The U.S. Hispanic Chamber of Commerce (USHCC) hosted Sen. Bob Menendez, D-N.J., Sen. Cory Booker, D-N.J. and Sen. Chuck Schumer, to name a few, to discuss the role the Latino community has on the economy and where improvements are needed.
Menendez recognized Latinos' impact on the U.S. economy, stating Latino-owned firms have doubled in the last decade -- more than twice the national business growth rate average -- while more than 3.2 million Latino-owned businesses have supported millions of employees, providing $465 billion to the U.S. economy every year and having a purchasing power of $1.2 trillion.
That latter figure is projected to go as high as $1.5 trillion in 2016.
"One of my top goals has been to promote and expand diversity in all levels but sadly the numbers aren't changing, from the classroom to the boardroom and in every economic sector, we're still seeing Latinos, women and other minorities underrepresented," said Menendez. "Corporate diversity is within that context of diversity my most significant priority."
Menendez said people have to challenge every corporation to improve their diversity efforts since he sees opportunities for companies' bottom line productivity and profits. He noted the results of a private and voluntary survey comprising of corporations accessing their diversity levels. While the full report will be released soon, he revealed women and minorities are "grossly" underrepresented at every level.
"We found that while the vast majority of participating companies reported having a formal written strategy and implementation plan, only half -- about 53 percent -- included numeric targets for executive level diversity. Only 15 percent of companies with a chief diversity officer say that their diversity officer reports to the CEO," said Menendez, noting a chief diversity officer collaborating with a company's CEO will make a dramatic difference.
Menendez disclosed that white males are still in the majority in corporate board of directors positions with 63 percent, women represented approximately 23 percent while Latinos -- although accountable for 17.1 percent of the U.S. population -- represents 5 percent.
The senior senator from New Jersey said, "Half of the participating companies of the Fortune 500 did not have a single Latino on the board [of directors]."
"The reality is, when you look at our economy, minorities are still, in so many ways, not getting the opportunities, the level playing field that they should get," said Booker, later adding there is no diversity among pension managing firms. "And don't tell me those qualified Latino business aren't out there...because America cannot succeed by not letting all its players on the field.
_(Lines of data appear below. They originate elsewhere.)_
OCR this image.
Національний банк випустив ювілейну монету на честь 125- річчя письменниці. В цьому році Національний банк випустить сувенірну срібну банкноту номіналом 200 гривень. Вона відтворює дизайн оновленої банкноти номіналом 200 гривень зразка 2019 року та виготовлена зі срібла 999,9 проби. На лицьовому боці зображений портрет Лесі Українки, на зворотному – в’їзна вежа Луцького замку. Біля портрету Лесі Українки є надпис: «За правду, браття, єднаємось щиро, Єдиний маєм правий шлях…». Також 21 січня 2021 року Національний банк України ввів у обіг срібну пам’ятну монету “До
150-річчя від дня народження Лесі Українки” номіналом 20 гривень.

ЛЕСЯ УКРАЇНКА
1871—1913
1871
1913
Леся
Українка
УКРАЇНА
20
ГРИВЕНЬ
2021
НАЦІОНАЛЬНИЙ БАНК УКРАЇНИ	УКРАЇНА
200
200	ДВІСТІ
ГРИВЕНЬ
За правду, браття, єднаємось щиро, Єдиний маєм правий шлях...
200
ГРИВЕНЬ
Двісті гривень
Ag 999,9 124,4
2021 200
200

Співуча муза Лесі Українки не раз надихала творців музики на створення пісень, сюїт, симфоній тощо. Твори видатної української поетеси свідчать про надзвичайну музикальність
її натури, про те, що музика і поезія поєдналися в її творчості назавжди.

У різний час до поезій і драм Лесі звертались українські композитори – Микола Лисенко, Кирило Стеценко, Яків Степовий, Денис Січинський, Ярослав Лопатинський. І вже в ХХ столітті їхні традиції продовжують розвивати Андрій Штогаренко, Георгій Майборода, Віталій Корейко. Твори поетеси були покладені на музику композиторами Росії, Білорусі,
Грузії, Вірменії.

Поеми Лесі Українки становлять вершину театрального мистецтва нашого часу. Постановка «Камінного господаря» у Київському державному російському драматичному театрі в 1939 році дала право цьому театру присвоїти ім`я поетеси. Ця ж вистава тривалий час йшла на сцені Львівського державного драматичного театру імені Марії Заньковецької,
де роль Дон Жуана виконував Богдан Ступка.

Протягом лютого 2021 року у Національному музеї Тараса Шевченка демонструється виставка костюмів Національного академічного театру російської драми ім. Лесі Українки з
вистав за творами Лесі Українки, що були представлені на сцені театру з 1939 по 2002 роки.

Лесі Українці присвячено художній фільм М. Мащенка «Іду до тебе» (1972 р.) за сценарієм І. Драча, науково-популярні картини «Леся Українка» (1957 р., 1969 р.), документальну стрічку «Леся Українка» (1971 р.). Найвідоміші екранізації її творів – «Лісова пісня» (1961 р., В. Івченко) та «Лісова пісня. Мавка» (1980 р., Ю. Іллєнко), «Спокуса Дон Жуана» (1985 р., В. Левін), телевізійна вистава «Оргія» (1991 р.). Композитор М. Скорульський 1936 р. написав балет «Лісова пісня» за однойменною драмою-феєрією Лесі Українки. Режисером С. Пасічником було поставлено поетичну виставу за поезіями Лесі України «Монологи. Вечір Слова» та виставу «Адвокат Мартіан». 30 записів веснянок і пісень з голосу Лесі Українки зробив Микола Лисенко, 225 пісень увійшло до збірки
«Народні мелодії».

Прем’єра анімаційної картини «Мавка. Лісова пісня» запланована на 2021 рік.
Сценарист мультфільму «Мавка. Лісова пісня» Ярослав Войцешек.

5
We cannot be successful unless everyone is contributing, everyone is taking part."
Booker said barriers exists within the younger population, especially when an individual's race is taken into consideration. He acknowledged Latinos are facing "extreme challenges" in today's society, from education costs to treatment by the criminal justice system.
"I see burgeoning Latino communities. For a while, we were simply Puerto Rican and then Dominican and now we are just a mosaic of Latin American and Central America...what links these communities together is a sense of hard work, sense of fairness and a sense of justice," said Schumer.
The senior senator from New York commented on immigration, stating if the "burdens" of the people living in the shadows were lifted, there would be greater gains for the U.S. He continued, "I am confident that some point in the not-too-distant future, we will get the comprehensive immigration reform that would be so good, not just for the Latino community...but for all of the United States of America."
"The bottom line is that the fair representation of women and minorities in corporate boardrooms...is the right thing to do, it's the right to do for business but it's certainly not happening in the way that it should," said Menendez.